How come we never ask why the zombies aren’t eating each other, or at least having Jerry Springer like show downs over the fat office worker who was left for bait by the people more adept at surviving in a dog-eat-dog world. Only it’s not a dog eat dog world, and this scares us to death.

Lets go back and look at the seminal classic: The Night of the Living Dead. I still love this movie as pure entertainment in all its shlocky and black-and-white glory. We are going to move into spoiler territory but if you are reading a blog post about zombies and you haven’t watched the movie yet, I don’t really know what to say to you.

The survivor of the little pack of refugees inside the old farm-house is an african american male. The zombies really wanted to bite him and let him join their crew. Zombies do not discriminate due to color, sexuality, gender, size, age, or anything. If you want to moan and shuffle along, they’ll be glad to have you. In fact it is this capacity which gives them their power: numbers and mass effort. And they are the bad guys! How does that make you feel?

Ironically the black hero of The Night of the Living Dead survives the night’s onslaught of zombies only to leave the house alone and is shot by a mob of gun-toting white men who then apparently lynch him and pose for pictures with the corpse.

Just as ironically, we are afraid of zombies because they are what we are not, but always say we should be.
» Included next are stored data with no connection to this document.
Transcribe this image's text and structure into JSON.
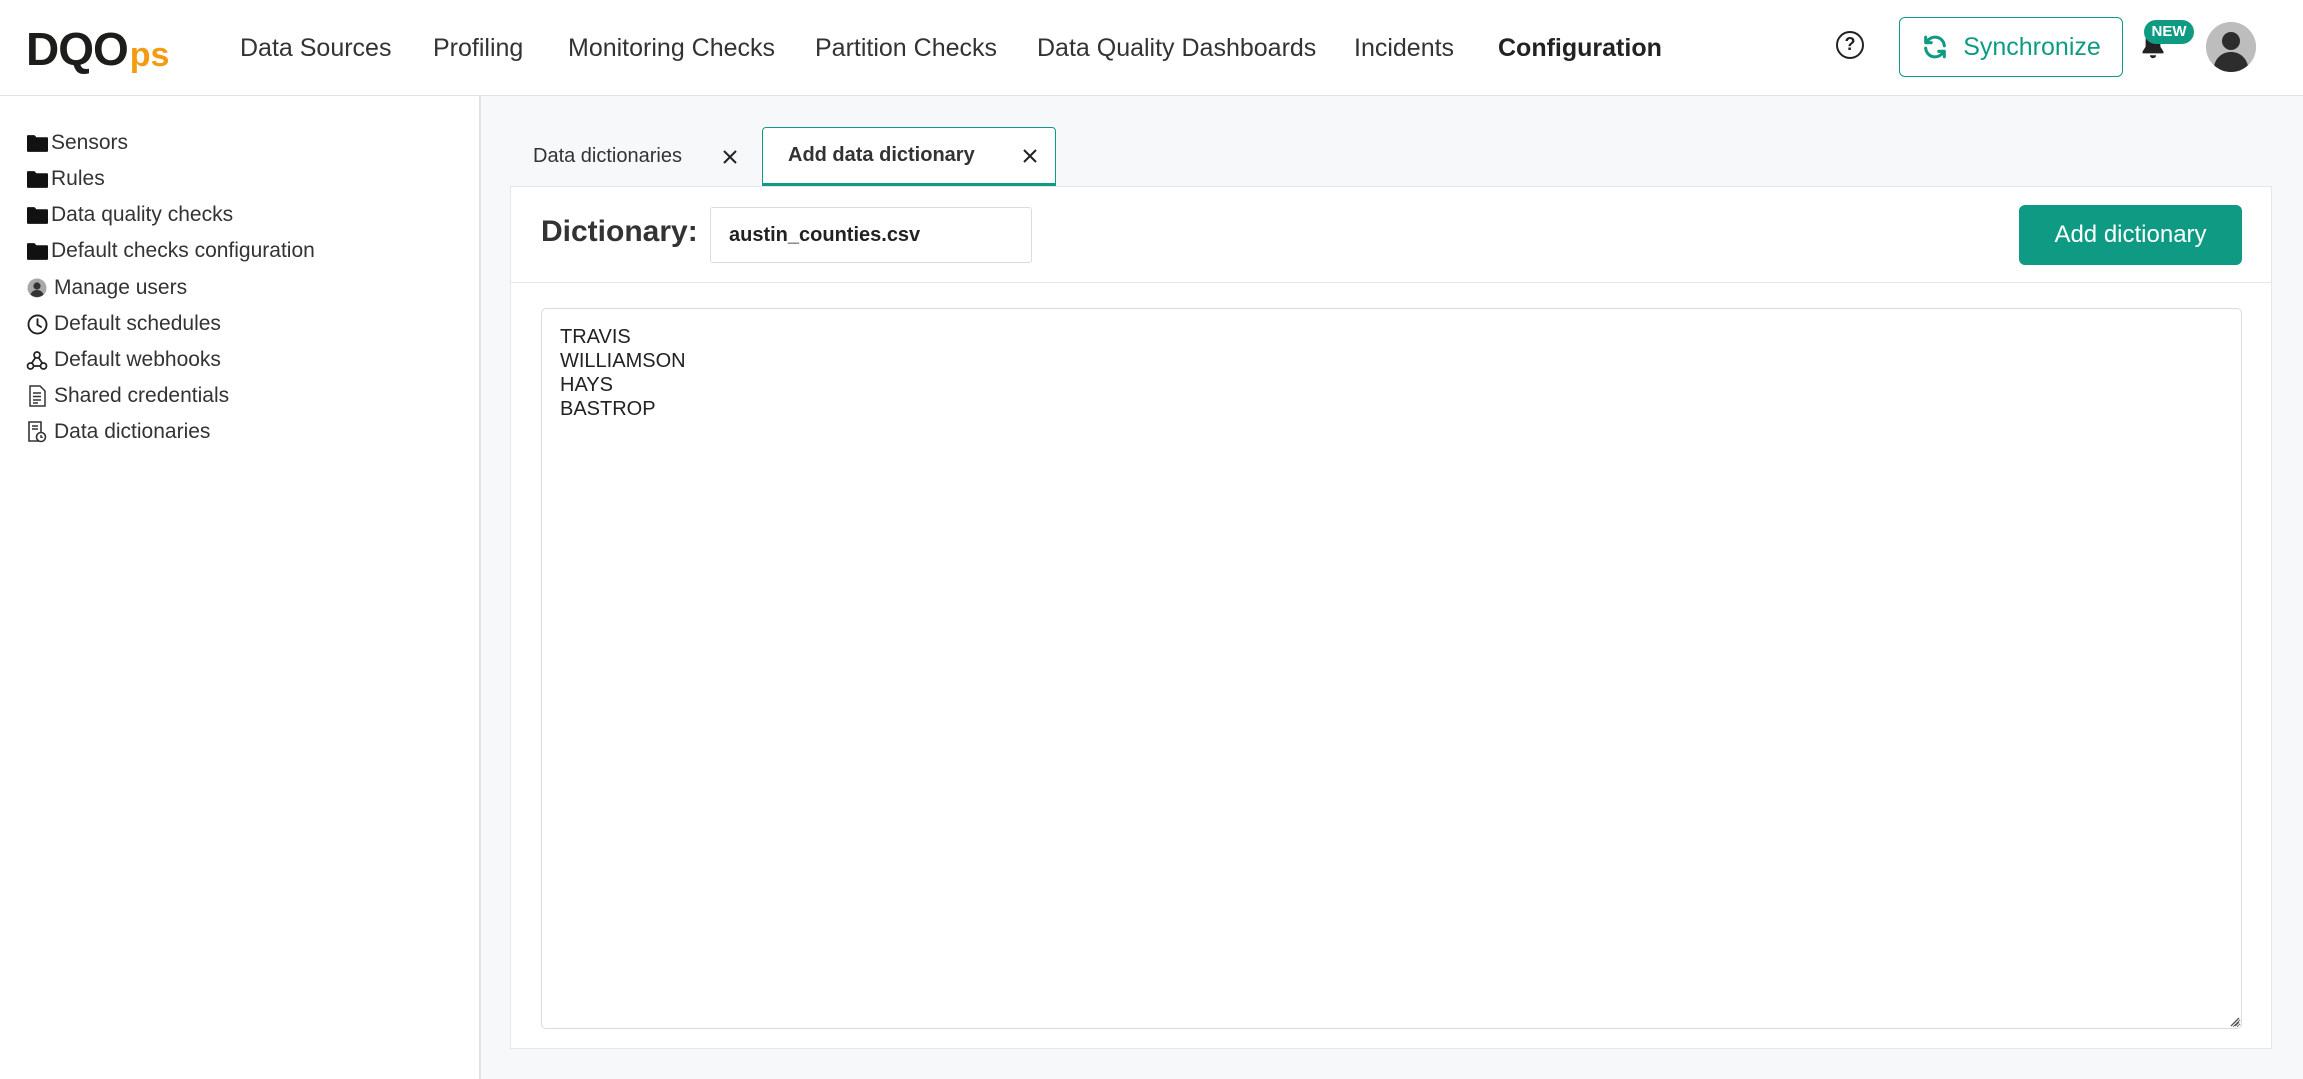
{
  "brand": {
    "logo_main": "DQO",
    "logo_suffix": "ps"
  },
  "nav": {
    "items": [
      "Data Sources",
      "Profiling",
      "Monitoring Checks",
      "Partition Checks",
      "Data Quality Dashboards",
      "Incidents",
      "Configuration"
    ],
    "active": "Configuration"
  },
  "header": {
    "help_icon": "?",
    "sync_label": "Synchronize",
    "new_badge": "NEW"
  },
  "sidebar": {
    "items": [
      {
        "label": "Sensors",
        "icon": "folder-icon"
      },
      {
        "label": "Rules",
        "icon": "folder-icon"
      },
      {
        "label": "Data quality checks",
        "icon": "folder-icon"
      },
      {
        "label": "Default checks configuration",
        "icon": "folder-icon"
      },
      {
        "label": "Manage users",
        "icon": "user-circle-icon"
      },
      {
        "label": "Default schedules",
        "icon": "clock-icon"
      },
      {
        "label": "Default webhooks",
        "icon": "webhook-icon"
      },
      {
        "label": "Shared credentials",
        "icon": "document-icon"
      },
      {
        "label": "Data dictionaries",
        "icon": "dictionary-icon"
      }
    ]
  },
  "tabs": [
    {
      "label": "Data dictionaries",
      "active": false
    },
    {
      "label": "Add data dictionary",
      "active": true
    }
  ],
  "editor": {
    "dictionary_label": "Dictionary:",
    "dictionary_name": "austin_counties.csv",
    "add_button": "Add dictionary",
    "content": "TRAVIS\nWILLIAMSON\nHAYS\nBASTROP"
  },
  "colors": {
    "accent": "#0f9b83",
    "logo_orange": "#f39c12"
  }
}
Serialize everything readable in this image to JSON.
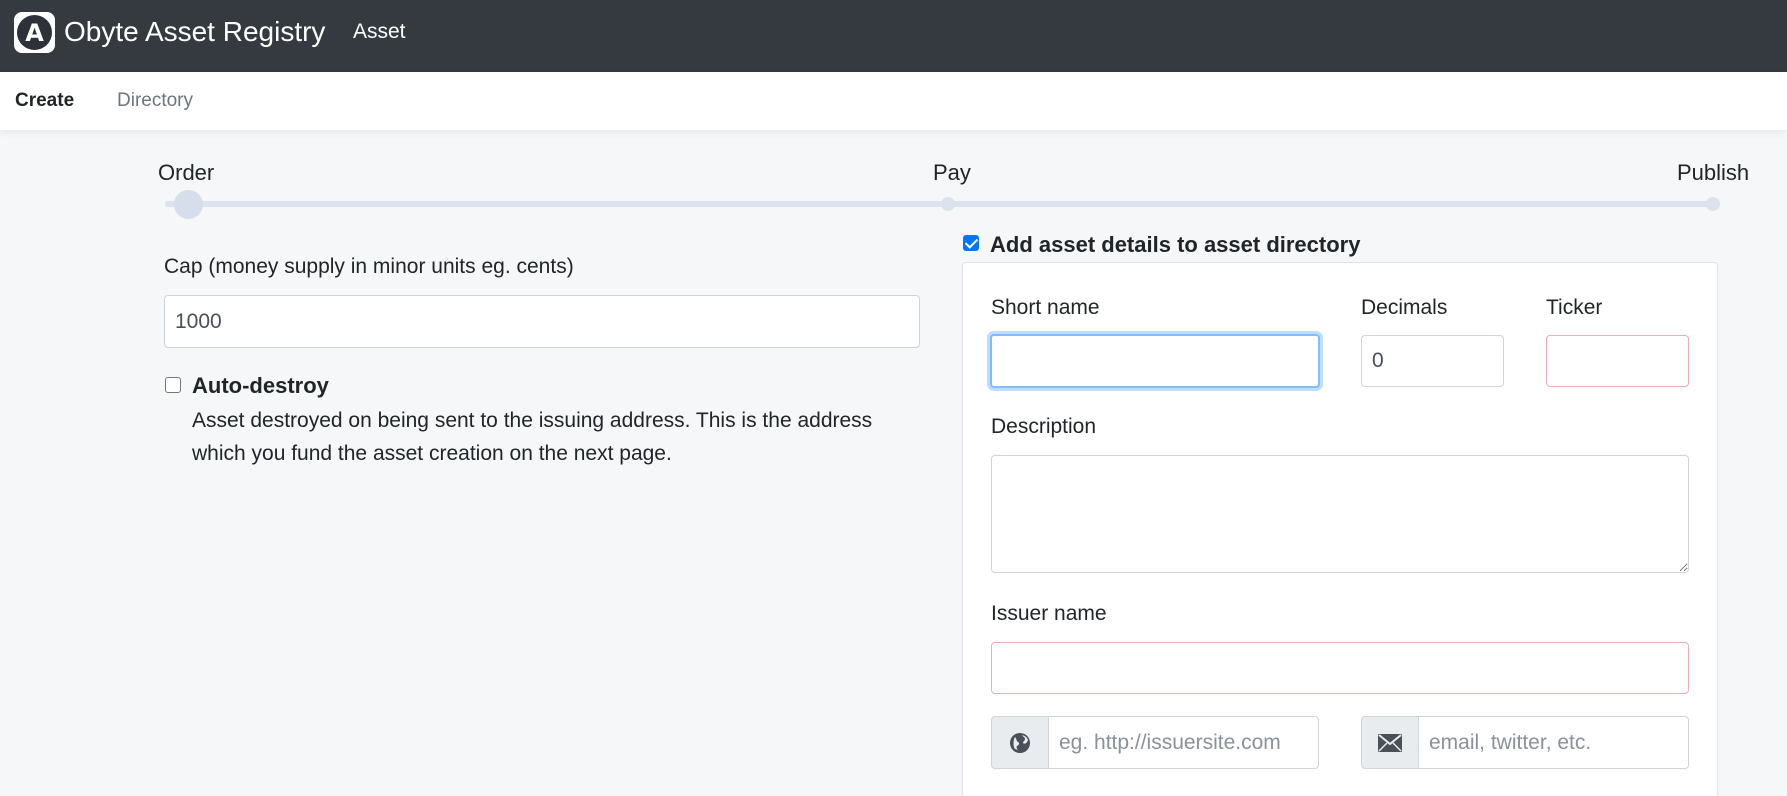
{
  "header": {
    "logo_letter": "A",
    "brand": "Obyte Asset Registry",
    "nav_asset": "Asset"
  },
  "subnav": {
    "items": [
      {
        "label": "Create",
        "active": true
      },
      {
        "label": "Directory",
        "active": false
      }
    ]
  },
  "stepper": {
    "steps": [
      "Order",
      "Pay",
      "Publish"
    ],
    "current": 0
  },
  "form": {
    "cap_label": "Cap (money supply in minor units eg. cents)",
    "cap_value": "1000",
    "auto_destroy": {
      "label": "Auto-destroy",
      "checked": false,
      "description": "Asset destroyed on being sent to the issuing address. This is the address which you fund the asset creation on the next page."
    }
  },
  "directory": {
    "checkbox_label": "Add asset details to asset directory",
    "checked": true,
    "short_name_label": "Short name",
    "short_name_value": "",
    "decimals_label": "Decimals",
    "decimals_value": "0",
    "ticker_label": "Ticker",
    "ticker_value": "",
    "description_label": "Description",
    "description_value": "",
    "issuer_name_label": "Issuer name",
    "issuer_name_value": "",
    "website_placeholder": "eg. http://issuersite.com",
    "contact_placeholder": "email, twitter, etc."
  },
  "icons": {
    "website": "globe-icon",
    "contact": "envelope-icon"
  },
  "colors": {
    "navbar": "#343a40",
    "focus_border": "#80bdff",
    "invalid_border": "#f1aab8",
    "checkbox_checked": "#0075ff"
  }
}
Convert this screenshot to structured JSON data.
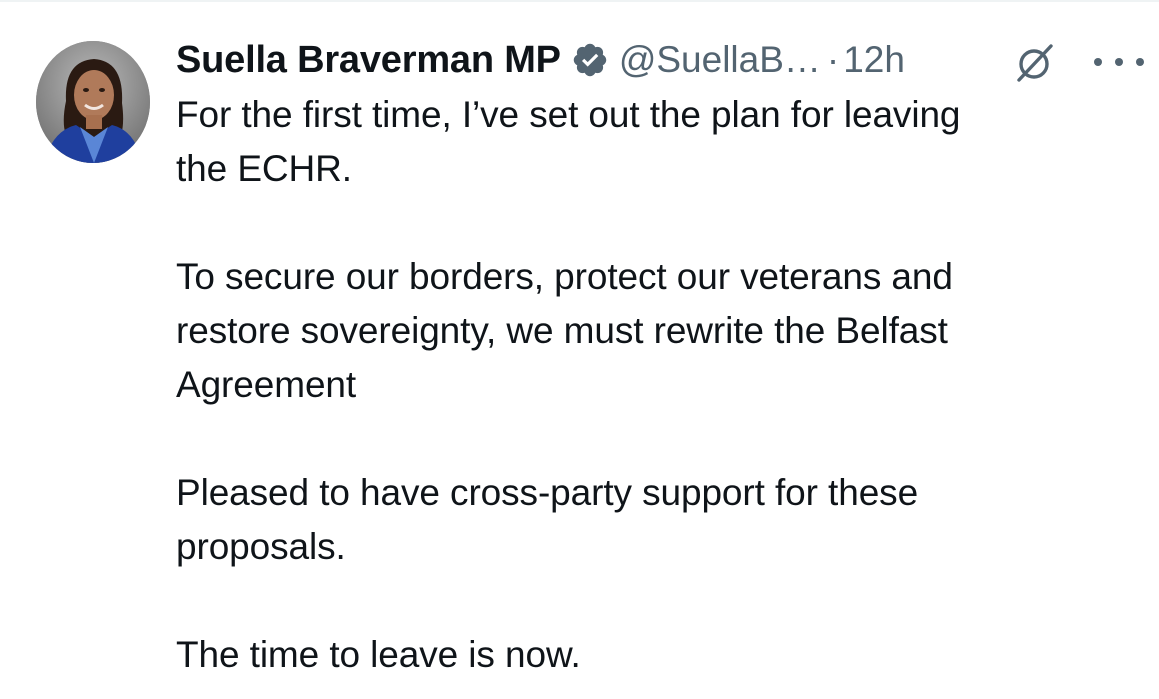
{
  "tweet": {
    "author": {
      "name": "Suella Braverman MP",
      "handle": "@SuellaB…",
      "separator": "·",
      "time": "12h"
    },
    "icons": {
      "verified": "verified-badge-icon",
      "grok": "grok-icon",
      "more": "more-options-icon"
    },
    "colors": {
      "text": "#0f1419",
      "secondary": "#536471",
      "badge": "#536471"
    },
    "paragraphs": [
      [
        "For the first time, I’ve set out the plan for leaving",
        "the ECHR."
      ],
      [
        "To secure our borders, protect our veterans and",
        "restore sovereignty, we must rewrite the Belfast",
        "Agreement"
      ],
      [
        "Pleased to have cross-party support for these",
        "proposals."
      ],
      [
        "The time to leave is now."
      ]
    ]
  }
}
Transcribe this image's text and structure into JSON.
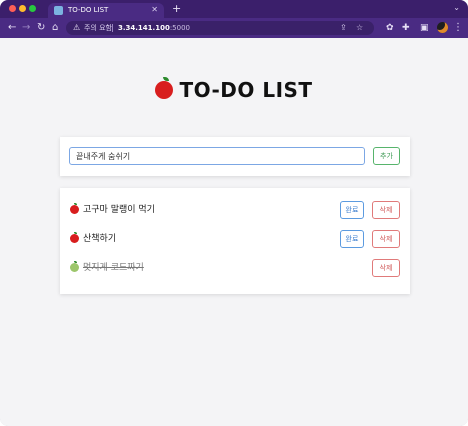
{
  "browser": {
    "tab_title": "TO-DO LIST",
    "new_tab_label": "+",
    "security_label": "주의 요함",
    "url_host": "3.34.141.100",
    "url_port": ":5000"
  },
  "page": {
    "title": "TO-DO LIST",
    "input": {
      "value": "끝내주게 숨쉬기",
      "add_label": "추가"
    },
    "todos": [
      {
        "text": "고구마 말랭이 먹기",
        "done": false,
        "complete_label": "완료",
        "delete_label": "삭제"
      },
      {
        "text": "산책하기",
        "done": false,
        "complete_label": "완료",
        "delete_label": "삭제"
      },
      {
        "text": "멋지게 코드짜기",
        "done": true,
        "delete_label": "삭제"
      }
    ]
  },
  "icons": [
    "back-arrow-icon",
    "forward-arrow-icon",
    "reload-icon",
    "home-icon",
    "warning-icon",
    "share-icon",
    "bookmark-star-icon",
    "extension-icon",
    "puzzle-icon",
    "sidebar-icon",
    "profile-avatar-icon",
    "menu-kebab-icon",
    "apple-icon"
  ]
}
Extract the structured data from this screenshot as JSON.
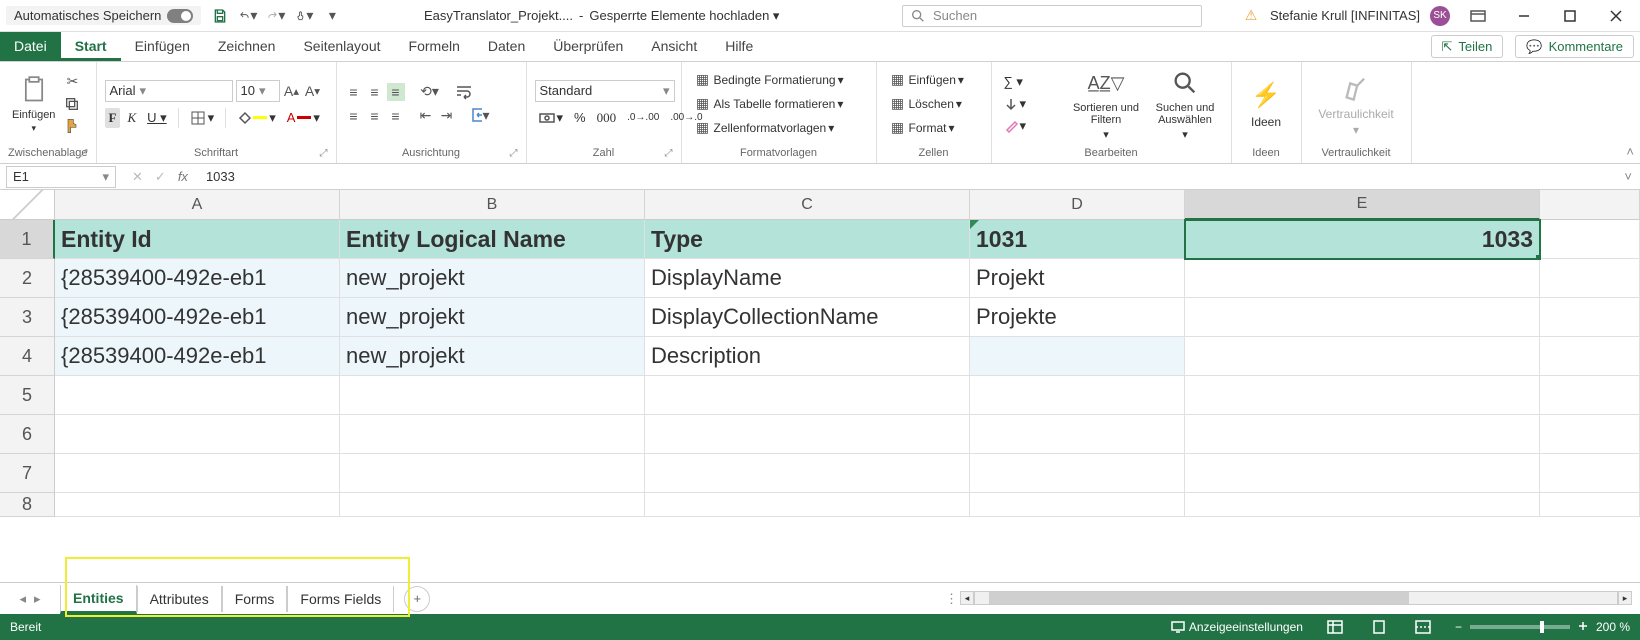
{
  "titlebar": {
    "autosave_label": "Automatisches Speichern",
    "filename": "EasyTranslator_Projekt....",
    "upload_label": "Gesperrte Elemente hochladen",
    "search_placeholder": "Suchen",
    "user_name": "Stefanie Krull [INFINITAS]",
    "user_initials": "SK"
  },
  "tabs": {
    "file": "Datei",
    "items": [
      "Start",
      "Einfügen",
      "Zeichnen",
      "Seitenlayout",
      "Formeln",
      "Daten",
      "Überprüfen",
      "Ansicht",
      "Hilfe"
    ],
    "share": "Teilen",
    "comments": "Kommentare"
  },
  "ribbon": {
    "clipboard": {
      "paste": "Einfügen",
      "label": "Zwischenablage"
    },
    "font": {
      "name": "Arial",
      "size": "10",
      "label": "Schriftart"
    },
    "alignment": {
      "label": "Ausrichtung"
    },
    "number": {
      "format": "Standard",
      "label": "Zahl"
    },
    "styles": {
      "cond": "Bedingte Formatierung",
      "table": "Als Tabelle formatieren",
      "cell": "Zellenformatvorlagen",
      "label": "Formatvorlagen"
    },
    "cells": {
      "insert": "Einfügen",
      "delete": "Löschen",
      "format": "Format",
      "label": "Zellen"
    },
    "editing": {
      "sort": "Sortieren und Filtern",
      "find": "Suchen und Auswählen",
      "label": "Bearbeiten"
    },
    "ideas": {
      "btn": "Ideen",
      "label": "Ideen"
    },
    "sensitivity": {
      "btn": "Vertraulichkeit",
      "label": "Vertraulichkeit"
    }
  },
  "formula_bar": {
    "name": "E1",
    "value": "1033"
  },
  "grid": {
    "columns": [
      "A",
      "B",
      "C",
      "D",
      "E"
    ],
    "header_row": [
      "Entity Id",
      "Entity Logical Name",
      "Type",
      "1031",
      "1033"
    ],
    "rows": [
      {
        "n": "2",
        "cells": [
          "{28539400-492e-eb1",
          "new_projekt",
          "DisplayName",
          "Projekt",
          ""
        ]
      },
      {
        "n": "3",
        "cells": [
          "{28539400-492e-eb1",
          "new_projekt",
          "DisplayCollectionName",
          "Projekte",
          ""
        ]
      },
      {
        "n": "4",
        "cells": [
          "{28539400-492e-eb1",
          "new_projekt",
          "Description",
          "",
          ""
        ]
      }
    ],
    "empty_rows": [
      "5",
      "6",
      "7",
      "8"
    ],
    "selected": "E1"
  },
  "sheets": {
    "items": [
      "Entities",
      "Attributes",
      "Forms",
      "Forms Fields"
    ]
  },
  "status": {
    "ready": "Bereit",
    "display": "Anzeigeeinstellungen",
    "zoom": "200 %"
  }
}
They are a bunch of rotting hippies, with their relatively peaceful (at least internally), tolerant, and cooperative lifestyle. We resent them, we fear them.

I could go into a diatribe about how the zombie is really a counter-subversive genre of entertainment. We think we are making fun of the foils in our society, but instead are demonizing the very behaviors that might improve it.

But what do I know? Keep on munching popcorn while your eyes glaze over and the hordes munch on brains. Keep telling yourself that the squabbling, petty, and divisive survivors are the heroes. But, if you want, ask yourself why the zombies are so well-behaved. Or better yet, (and perhaps most frightening of all), ask yourself why you’ve never asked yourself that question before.